MATCH POINT? – Por Ariovaldo Zani

No ano passado a população global correu e alcançou a marca de 7 bilhões e até 2050 essa maratona pode superar os 9 bilhões de habitantes, por conta do aumento da longevidade e à melhoria do padrão de vida, beneficiados principalmente pela excelência da alimentação e dos cuidados com a saúde. Essa evolução demográfica concentrada nos países em desenvolvimento continuará acompanhada do crescimento da renda das famílias, fatores que determinarão incremento quantitativo e qualitativo no consumo das proteínas de origem animal nos próximos quarenta anos.
O Brasil, já ocupa o pelotão de frente na disputa pelo fornecimento global de alimentos e deverá produzir daqui a 10 anos cerca de 11,4 milhões de toneladas de carne bovina, 3,7 milhões de toneladas de carne suína e 16,5 milhões de toneladas de carne de aves, de acordo com estimativas da Organização para o Desenvolvimento e Cooperação Econômica/OECD. Mais otimista e motivada pelos últimos índices apurados, a FIESP estima em 2021 a produção de 12 milhões, 4 milhões e 16,8 milhões de toneladas de carne bovina, suína e de aves, respectivamente, conforme dados do Outlook/ Brazilian Land Use Model/BLUM.
Até lá, o potencial desse vigoroso atleta exportador poderá abocanhar quase 45% do comércio internacional de carne bovina, aumentar em 46% as exportações de carne de frango, além de expedir 700 mil toneladas de carne suína.

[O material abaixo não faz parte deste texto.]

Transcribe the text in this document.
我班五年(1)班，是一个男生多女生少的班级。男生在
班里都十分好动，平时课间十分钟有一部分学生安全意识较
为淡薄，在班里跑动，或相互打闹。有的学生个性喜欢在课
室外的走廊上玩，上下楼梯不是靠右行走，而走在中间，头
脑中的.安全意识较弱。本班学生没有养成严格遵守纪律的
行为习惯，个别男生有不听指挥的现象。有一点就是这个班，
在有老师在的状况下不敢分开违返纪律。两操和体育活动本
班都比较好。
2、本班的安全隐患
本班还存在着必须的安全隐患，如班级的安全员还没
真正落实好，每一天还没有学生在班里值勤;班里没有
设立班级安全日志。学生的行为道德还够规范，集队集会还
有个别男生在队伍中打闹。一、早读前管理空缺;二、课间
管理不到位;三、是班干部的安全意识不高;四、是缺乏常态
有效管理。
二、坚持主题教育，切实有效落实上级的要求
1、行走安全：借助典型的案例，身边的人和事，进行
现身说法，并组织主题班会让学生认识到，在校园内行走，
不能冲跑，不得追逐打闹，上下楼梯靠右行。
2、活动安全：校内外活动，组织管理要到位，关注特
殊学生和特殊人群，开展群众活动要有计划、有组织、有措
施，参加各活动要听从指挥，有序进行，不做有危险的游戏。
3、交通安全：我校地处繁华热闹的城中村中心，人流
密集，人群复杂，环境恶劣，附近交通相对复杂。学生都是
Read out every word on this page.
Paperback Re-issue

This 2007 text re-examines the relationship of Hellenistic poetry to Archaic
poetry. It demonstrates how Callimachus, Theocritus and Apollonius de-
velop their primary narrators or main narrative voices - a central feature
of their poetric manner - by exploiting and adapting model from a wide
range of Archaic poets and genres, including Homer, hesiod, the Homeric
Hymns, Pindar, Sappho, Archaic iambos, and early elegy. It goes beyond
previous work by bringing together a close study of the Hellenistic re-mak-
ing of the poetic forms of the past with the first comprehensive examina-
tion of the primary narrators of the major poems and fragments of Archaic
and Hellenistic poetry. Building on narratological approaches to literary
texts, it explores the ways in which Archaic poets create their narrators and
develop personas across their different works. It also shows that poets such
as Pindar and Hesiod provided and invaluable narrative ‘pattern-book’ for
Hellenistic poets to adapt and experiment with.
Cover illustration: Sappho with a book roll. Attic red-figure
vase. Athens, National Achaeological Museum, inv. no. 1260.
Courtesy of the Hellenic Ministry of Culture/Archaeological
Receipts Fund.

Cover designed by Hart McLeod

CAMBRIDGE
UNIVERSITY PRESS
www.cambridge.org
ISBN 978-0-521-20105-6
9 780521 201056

O consumo doméstico de frango, por sua vez, deve superar os 51kg/habitante/ano, enquanto o de carne bovina poderá ultrapassar os 43kg e a carne suína responder por quase 16kg. Somadas às carnes ovina, caprina, peixes e camarões consumidos, o cardápio do brasileiro estará próximo de 120kg, ou seja, consumo per capita alinhado aos medalhistas do Primeiro Mundo.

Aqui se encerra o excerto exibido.